The ACLU points to Virginia, where legislators are moving to exempt their fusion center from government sunshine laws and give legal immunity to companies that report information -- such as the name of a person accosted by a private security guard for taking pictures of a skyscraper.
On Wednesday, a trio of federal privacy and civil liberties officers, including the Department of Homeland Security's chief privacy officer Hugo Teufel, promised they were working to make sure the centers respect citizens' civil liberties and privacy.
David Gersten, the director of the civil rights and civil liberties programs at DHS, said he was working to expand their training course for Fusion Center employees to "include an examination of the history of privacy and civil liberties as they relate to intelligence and criminal investigations."
That history includes the famous 1976 Church Committee report on the FBI's notorious COINTELPRO spying program. The report warned in the introduction "Unless new and tighter controls are established by legislation, domestic intelligence activities threaten to undermine our democratic society and fundamentally alter its nature.
THREAT LEVEL asked conference attendees about the concerns over expanding the dissemination of intelligence given the continuing trouble innocent Americans have trying to get off the nation's unified terrorist watch list.
Just this week, the Justice Department's inspector general issued a watch list audit (.pdf), finding that FBI agents were watch-listing people who they weren't even investigating. Moreover, since those names were added through a back channel, there was no scheduled review or follow-up to take them off the watch list.

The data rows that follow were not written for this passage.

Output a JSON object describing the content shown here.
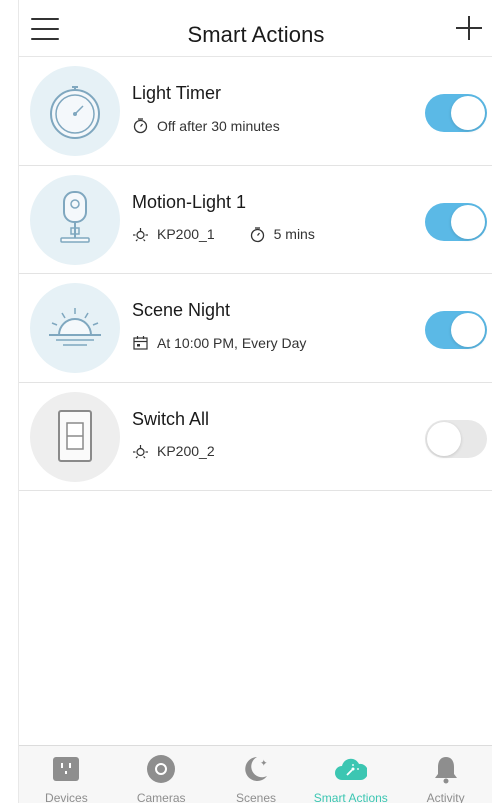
{
  "header": {
    "title": "Smart Actions"
  },
  "actions": [
    {
      "name": "Light Timer",
      "detail1": "Off after 30 minutes",
      "detail2": "",
      "enabled": true,
      "icon": "stopwatch-icon"
    },
    {
      "name": "Motion-Light 1",
      "detail1": "KP200_1",
      "detail2": "5 mins",
      "enabled": true,
      "icon": "camera-icon"
    },
    {
      "name": "Scene Night",
      "detail1": "At 10:00 PM, Every Day",
      "detail2": "",
      "enabled": true,
      "icon": "sunset-icon"
    },
    {
      "name": "Switch All",
      "detail1": "KP200_2",
      "detail2": "",
      "enabled": false,
      "icon": "light-switch-icon"
    }
  ],
  "tabs": [
    {
      "label": "Devices",
      "icon": "plug-icon",
      "active": false
    },
    {
      "label": "Cameras",
      "icon": "camera-lens-icon",
      "active": false
    },
    {
      "label": "Scenes",
      "icon": "moon-icon",
      "active": false
    },
    {
      "label": "Smart Actions",
      "icon": "cloud-icon",
      "active": true
    },
    {
      "label": "Activity",
      "icon": "bell-icon",
      "active": false
    }
  ],
  "colors": {
    "toggle_on": "#5bb9e6",
    "toggle_off": "#e8e8e8",
    "tab_active": "#3cc6b2",
    "icon_bg": "#e6f1f6"
  }
}
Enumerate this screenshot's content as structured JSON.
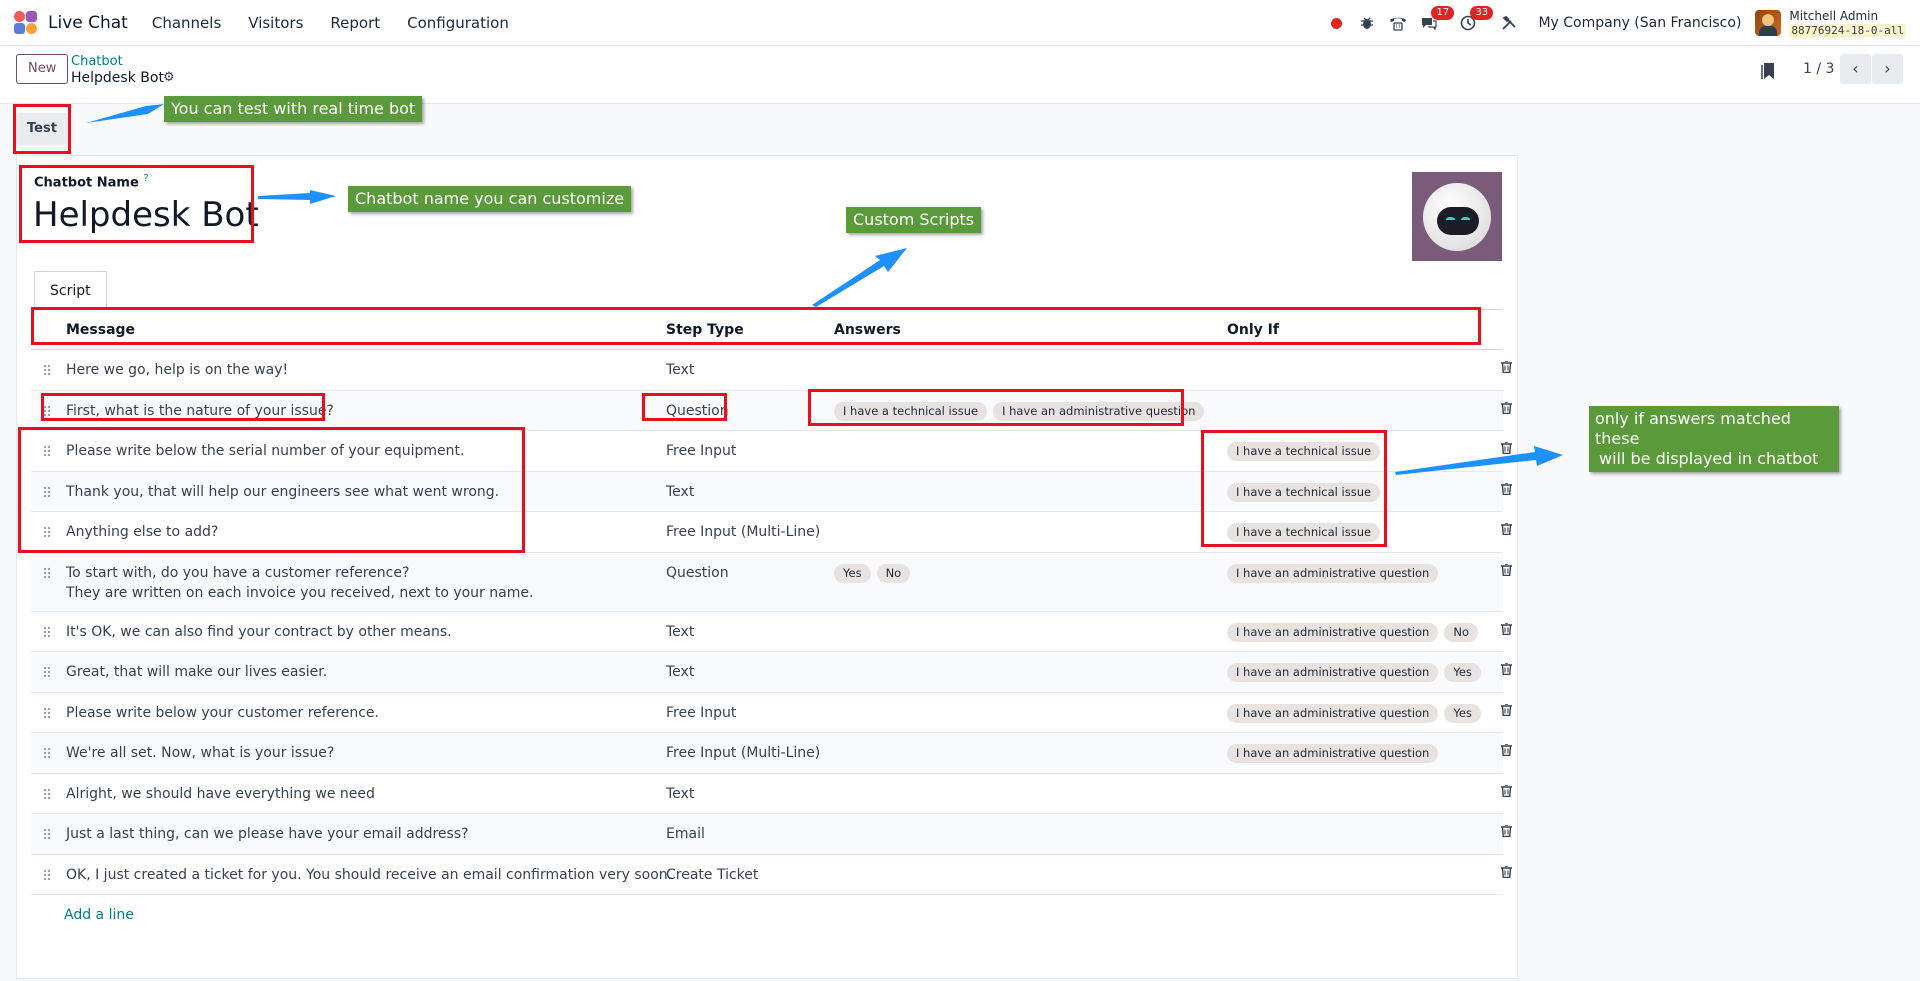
{
  "navbar": {
    "app_name": "Live Chat",
    "menu": [
      "Channels",
      "Visitors",
      "Report",
      "Configuration"
    ],
    "badges": {
      "messages": "17",
      "activities": "33"
    },
    "company": "My Company (San Francisco)",
    "user_name": "Mitchell Admin",
    "db_name": "88776924-18-0-all"
  },
  "control": {
    "new_label": "New",
    "breadcrumb_parent": "Chatbot",
    "breadcrumb_current": "Helpdesk Bot",
    "pager": "1 / 3"
  },
  "test_label": "Test",
  "form": {
    "name_label": "Chatbot Name",
    "name_help": "?",
    "name_value": "Helpdesk Bot",
    "tab_script": "Script",
    "headers": {
      "message": "Message",
      "step_type": "Step Type",
      "answers": "Answers",
      "only_if": "Only If"
    },
    "rows": [
      {
        "message": "Here we go, help is on the way!",
        "step_type": "Text",
        "answers": [],
        "only_if": []
      },
      {
        "message": "First, what is the nature of your issue?",
        "step_type": "Question",
        "answers": [
          "I have a technical issue",
          "I have an administrative question"
        ],
        "only_if": []
      },
      {
        "message": "Please write below the serial number of your equipment.",
        "step_type": "Free Input",
        "answers": [],
        "only_if": [
          "I have a technical issue"
        ]
      },
      {
        "message": "Thank you, that will help our engineers see what went wrong.",
        "step_type": "Text",
        "answers": [],
        "only_if": [
          "I have a technical issue"
        ]
      },
      {
        "message": "Anything else to add?",
        "step_type": "Free Input (Multi-Line)",
        "answers": [],
        "only_if": [
          "I have a technical issue"
        ]
      },
      {
        "message": "To start with, do you have a customer reference?",
        "message2": "They are written on each invoice you received, next to your name.",
        "step_type": "Question",
        "answers": [
          "Yes",
          "No"
        ],
        "only_if": [
          "I have an administrative question"
        ]
      },
      {
        "message": "It's OK, we can also find your contract by other means.",
        "step_type": "Text",
        "answers": [],
        "only_if": [
          "I have an administrative question",
          "No"
        ]
      },
      {
        "message": "Great, that will make our lives easier.",
        "step_type": "Text",
        "answers": [],
        "only_if": [
          "I have an administrative question",
          "Yes"
        ]
      },
      {
        "message": "Please write below your customer reference.",
        "step_type": "Free Input",
        "answers": [],
        "only_if": [
          "I have an administrative question",
          "Yes"
        ]
      },
      {
        "message": "We're all set. Now, what is your issue?",
        "step_type": "Free Input (Multi-Line)",
        "answers": [],
        "only_if": [
          "I have an administrative question"
        ]
      },
      {
        "message": "Alright, we should have everything we need",
        "step_type": "Text",
        "answers": [],
        "only_if": []
      },
      {
        "message": "Just a last thing, can we please have your email address?",
        "step_type": "Email",
        "answers": [],
        "only_if": []
      },
      {
        "message": "OK, I just created a ticket for you. You should receive an email confirmation very soon.",
        "step_type": "Create Ticket",
        "answers": [],
        "only_if": []
      }
    ],
    "add_line": "Add a line"
  },
  "annotations": {
    "test_note": "You can test with real time bot",
    "name_note": "Chatbot name you can customize",
    "scripts_note": "Custom Scripts",
    "only_if_note_1": "only if answers matched these",
    "only_if_note_2": "will be displayed in chatbot"
  },
  "colors": {
    "brand": "#714b67",
    "link": "#017e84",
    "annotation_red": "#e8101e",
    "callout_green": "#5a9a3a",
    "arrow_blue": "#1e90ff"
  }
}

Leonard Boyle, who runs the Terrorist Screening Center that curates and runs the watch list, said those problems are being fixed.
"We have streamlined our processes so [...] we avoid delays in amending nominations or removing people who ought to be removed because they are no longer suspected of having a nexus to terrorism," Boyle said.
Also present at the conference was Ambassador Thomas McNamara who now works at the Director of National Intelligence Office. McNamara's group is working on custom-built XML schemes, such as a standard for Suspicious Activity Reports. The idea is have all fusion centers and intelligence agencies using the same data format, to more easily share, search, sort and store intelligence data.
Surprisingly, a total of only three reporters showed up over two days of the conference to hear from the officials. THREAT LEVEL was the only media outlet to show up both days.
Despite journalists taking up only two of the fifty or so chairs, officials stuck with the formality of a press conference. Each day six to eight officials stood in a semicircle flanking the lectern and took turns issuing short remarks. After each set of speeches, the director of the Iowa fusion center and designated emcee Russell Porter allowed for a handful of questions from the two-reporter audience.
And as for information sharing, the conference's openness extended only so far, and the press was not allowed into sensitive sessions such as "How to Generate Suspicious Activity Reporting" and "Commanders and Analysts: Sharing Perspectives."
Government employees manning an informational booth for the Director of National Intelligence's OpenSource.gov website refused to even describe the program, saying they would need to call in a press minder.
The website seems to indicate that the program is a way for the government to share intel reports composed by analysts who read international newspapers and watch TV stations from around the world.